Officials describe the turn to capital markets as part of the nation's natural economic evolution. Last month, donors, including China, pledged to deliver $689 million in aid to Cambodia.
"We still need donor assistance," said Hang Chuon Naron, the secretary general of the Ministry of Economy and Finance. But he added that Cambodia would need more - and more kinds of - financing as its economy expands.
The nation's economic base is still quite narrow, dominated by tourism and the garment industry, which could suffer from Vietnam's recent accession to the World Trade Organization and the expiration of U.S. and European quotas on Chinese textiles, scheduled for the end of next year.
Cambodia also has a high level of public debt - most of it on favorable, concessional terms - and it does a poor job of collecting taxes.
On the upside, Cambodia's manufacturing base has been slowly broadening. Oil, natural gas and the mineral sector are promising, and real estate has been booming, some say too much.
Sciaroni said a number of his clients had been buying up property along Cambodia's southern beaches, hoping that the new airport in Sihanoukville would eventually draw tourists who intended to visit only the Angkor Wat temple, in the north, and then leave. "You don't see it yet, but in three to five years, you're going to see major development on the south coast of Cambodia," he said.
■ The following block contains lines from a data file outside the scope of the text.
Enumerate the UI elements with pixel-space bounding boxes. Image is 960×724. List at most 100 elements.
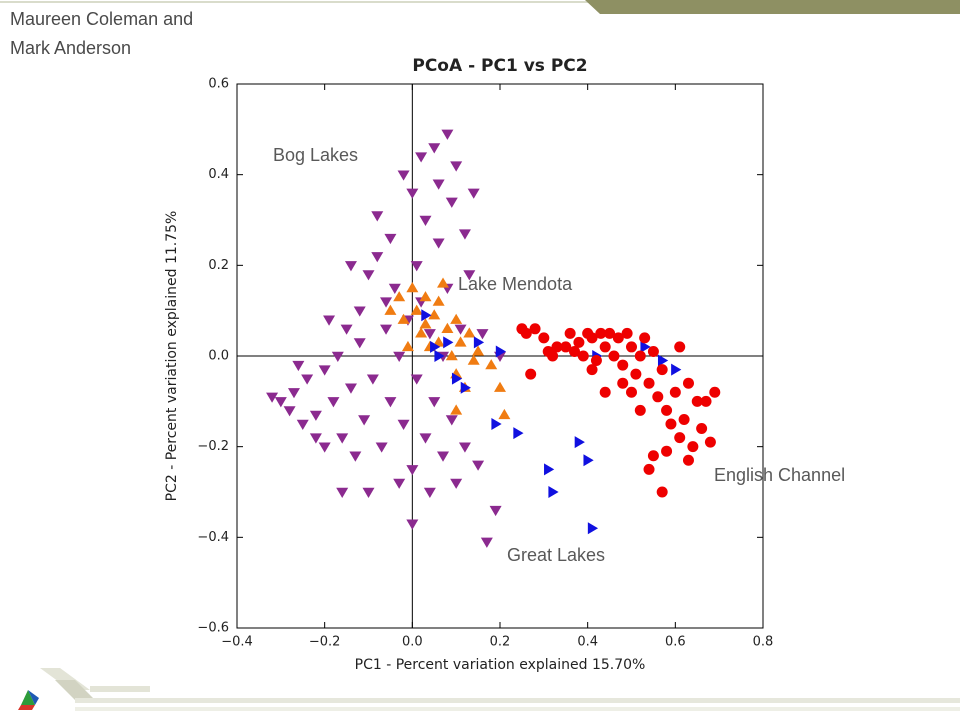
point <box>358 415 371 426</box>
point <box>586 364 598 376</box>
point <box>445 197 458 208</box>
point <box>428 397 441 408</box>
point <box>419 215 432 226</box>
bottom-stripes <box>40 668 960 711</box>
point <box>380 324 393 335</box>
y-tick-label: −0.2 <box>197 439 229 454</box>
point <box>564 327 576 339</box>
point <box>480 537 493 548</box>
point <box>401 340 414 352</box>
plot: −0.4 −0.2 0.0 0.2 0.4 0.6 0.8−0.6−0.4−0.20.00.… <box>197 77 773 650</box>
point <box>674 341 686 353</box>
point <box>393 478 406 489</box>
point <box>574 436 585 449</box>
point <box>371 252 384 263</box>
logo <box>18 690 39 710</box>
point <box>560 341 572 353</box>
point <box>544 463 555 476</box>
x-axis-label: PC1 - Percent variation explained 15.70% <box>355 657 646 673</box>
point <box>617 359 629 371</box>
point <box>430 340 441 353</box>
point <box>460 381 471 394</box>
point <box>467 188 480 199</box>
point <box>415 152 428 163</box>
point <box>498 408 511 420</box>
annotation: English Channel <box>714 465 845 485</box>
point <box>599 386 611 398</box>
point <box>674 432 686 444</box>
point <box>450 161 463 172</box>
point <box>586 332 598 344</box>
point <box>283 406 296 417</box>
point <box>445 415 458 426</box>
point <box>656 486 668 498</box>
x-tick-label: 0.0 <box>402 635 423 650</box>
y-tick-label: 0.2 <box>208 258 229 273</box>
point <box>371 211 384 222</box>
point <box>450 313 463 324</box>
point <box>388 283 401 294</box>
point <box>419 433 432 444</box>
point <box>415 327 428 338</box>
y-tick-label: −0.4 <box>197 530 229 545</box>
point <box>608 350 620 362</box>
point <box>432 238 445 249</box>
point <box>467 354 480 365</box>
point <box>577 350 589 362</box>
top-band <box>585 0 960 14</box>
point <box>604 327 616 339</box>
point <box>678 413 690 425</box>
x-tick-label: −0.2 <box>309 635 341 650</box>
point <box>292 360 305 372</box>
point <box>309 433 322 444</box>
point <box>669 386 681 398</box>
point <box>323 315 336 326</box>
point <box>529 323 541 335</box>
point <box>353 306 366 317</box>
point <box>494 381 506 392</box>
point <box>525 368 537 380</box>
point <box>590 355 602 367</box>
point <box>691 395 703 407</box>
point <box>583 454 594 467</box>
x-tick-label: 0.2 <box>490 635 511 650</box>
point <box>652 391 664 403</box>
point <box>349 451 362 462</box>
point <box>421 309 432 322</box>
point <box>640 340 651 353</box>
point <box>626 341 637 353</box>
x-tick-label: 0.4 <box>577 635 598 650</box>
point <box>384 233 397 245</box>
point <box>384 304 397 315</box>
point <box>428 309 441 320</box>
chart-title: PCoA - PC1 vs PC2 <box>412 56 587 76</box>
point <box>309 410 322 421</box>
point <box>437 451 450 462</box>
point <box>634 404 646 416</box>
point <box>393 351 406 362</box>
author-line: Mark Anderson <box>10 38 131 58</box>
point <box>647 450 659 462</box>
point <box>362 270 375 281</box>
point <box>634 350 646 362</box>
point <box>450 404 463 415</box>
point <box>331 351 344 362</box>
point <box>340 324 353 335</box>
point <box>318 365 331 376</box>
point <box>443 336 454 349</box>
point <box>344 383 357 394</box>
point <box>301 374 314 385</box>
point <box>630 368 642 380</box>
annotation: Lake Mendota <box>458 274 573 294</box>
point <box>336 487 349 498</box>
point <box>274 397 287 408</box>
point <box>700 395 712 407</box>
point <box>657 354 669 367</box>
point <box>445 350 458 361</box>
point <box>573 336 585 348</box>
point <box>520 327 532 339</box>
point <box>661 404 673 416</box>
y-tick-label: −0.6 <box>197 621 229 636</box>
point <box>406 282 419 293</box>
point <box>327 397 340 408</box>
Look around Phnom Penh and the opportunities for growth are evident: no tall office buildings, no real golf course, few malls. But the question Han Kyung Tae, Tong Yang Investment's chief representative in Cambodia, has been asking himself lately is whether all the heady talk about surging investment and the rise of capital markets is premature.
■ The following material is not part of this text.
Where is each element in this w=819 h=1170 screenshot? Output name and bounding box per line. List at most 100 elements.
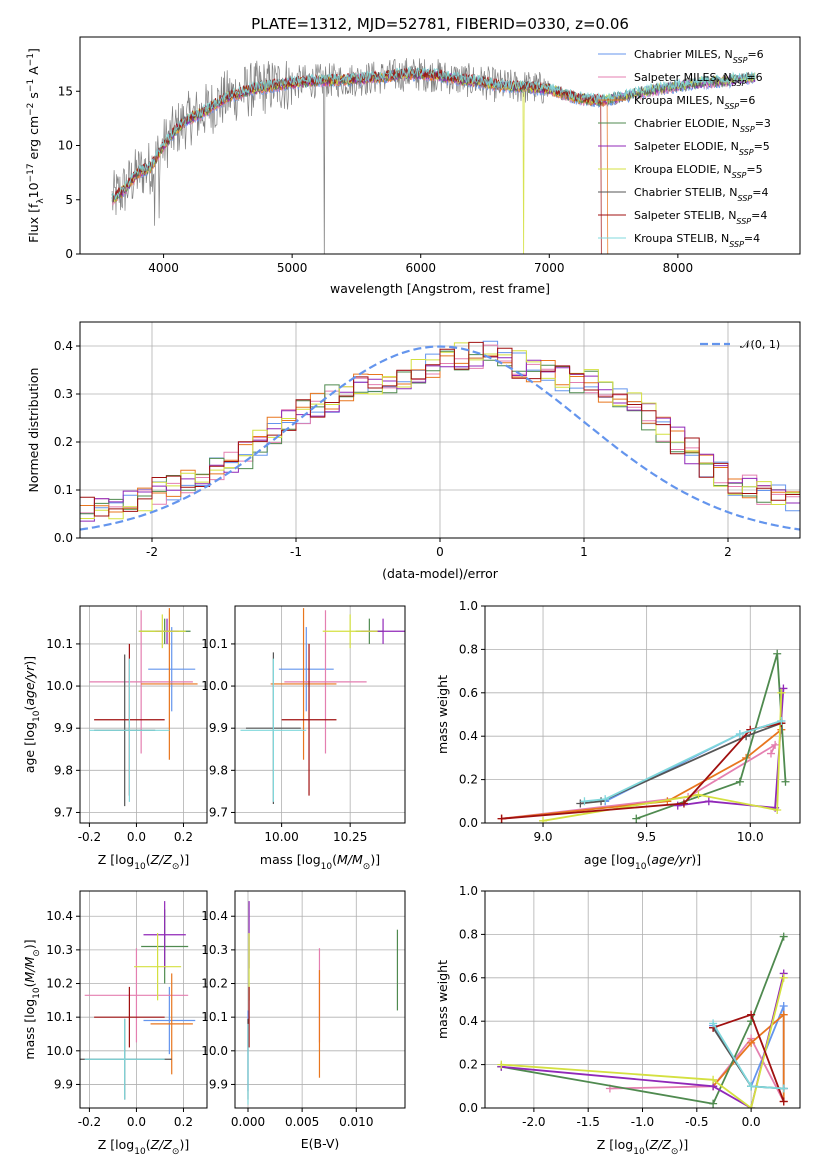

"One day, I see the big potential," he said. "The next I'm skeptical."
Right now, Sciaroni said, few domestic companies outside the financial sector, where annual audits are required, would meet even minimal listing criteria. "Transparency doesn't exist for the majority of companies here today," he said.
That has not stopped the Korea Exchange, which operates the Korean Stock Exchange, from jumping in to help develop Cambodian securities markets.
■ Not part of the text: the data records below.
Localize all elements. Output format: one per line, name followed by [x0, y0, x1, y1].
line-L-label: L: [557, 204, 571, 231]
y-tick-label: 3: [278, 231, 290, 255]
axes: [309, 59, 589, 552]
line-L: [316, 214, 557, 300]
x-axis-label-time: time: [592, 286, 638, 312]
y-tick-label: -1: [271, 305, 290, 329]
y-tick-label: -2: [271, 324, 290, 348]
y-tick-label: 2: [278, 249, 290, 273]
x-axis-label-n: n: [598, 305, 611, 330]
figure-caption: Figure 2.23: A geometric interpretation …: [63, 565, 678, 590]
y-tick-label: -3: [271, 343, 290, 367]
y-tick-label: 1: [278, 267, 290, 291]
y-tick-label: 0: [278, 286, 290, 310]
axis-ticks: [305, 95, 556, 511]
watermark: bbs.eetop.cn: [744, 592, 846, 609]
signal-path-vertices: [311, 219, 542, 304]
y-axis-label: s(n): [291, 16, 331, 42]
Talk with Koreans of a certain age in Phnom Penh and they will tell you that Cambodia reminds them of their childhood home. The financial sector is no different: Fifty years ago, South Korea, like Cambodia today, depended heavily on foreign aid and was struggling to develop domestic sources of financing. Korea is now trying to share the miracle of its own growth, said Hong-Sik Choi, the executive director of Global Business Development at the Korea Exchange.
"Korea has experienced a miracle to transform itself from the poorest country to the 11th largest economy in the world during the last half century," he explained. "The securities market was at the center of Korea's economic growth."
Hang, the Finance Ministry official, knows that his country is not for the fainthearted. "Cambodia is high risk, but it's also high return," he said.
And while he concedes that Cambodia's road to economic maturity will be long, he maintains that the advent of publicly traded securities will demand new systems of accounting, openness and accountability, which could improve the quality of the business environment as a whole.
Jie Sun, the deputy director of the Research Center for International Finance at Beijing's Chinese Academy of Social Sciences, said that the major lesson - and perhaps the most instructive for Cambodia - that China learned in the 15 years since Deng Xiaoping opened the gates to Chinese-style capitalism, was that capital markets could help a country with the slow and challenging work of improving its business environment.
"The Chinese have realized that the main function of the stock market is to improve corporate governance," he said at a recent conference sponsored by the Economic Institute of Cambodia, an independent research institute and consultancy in Phnom Penh. "After 15 years, we have now come to the point."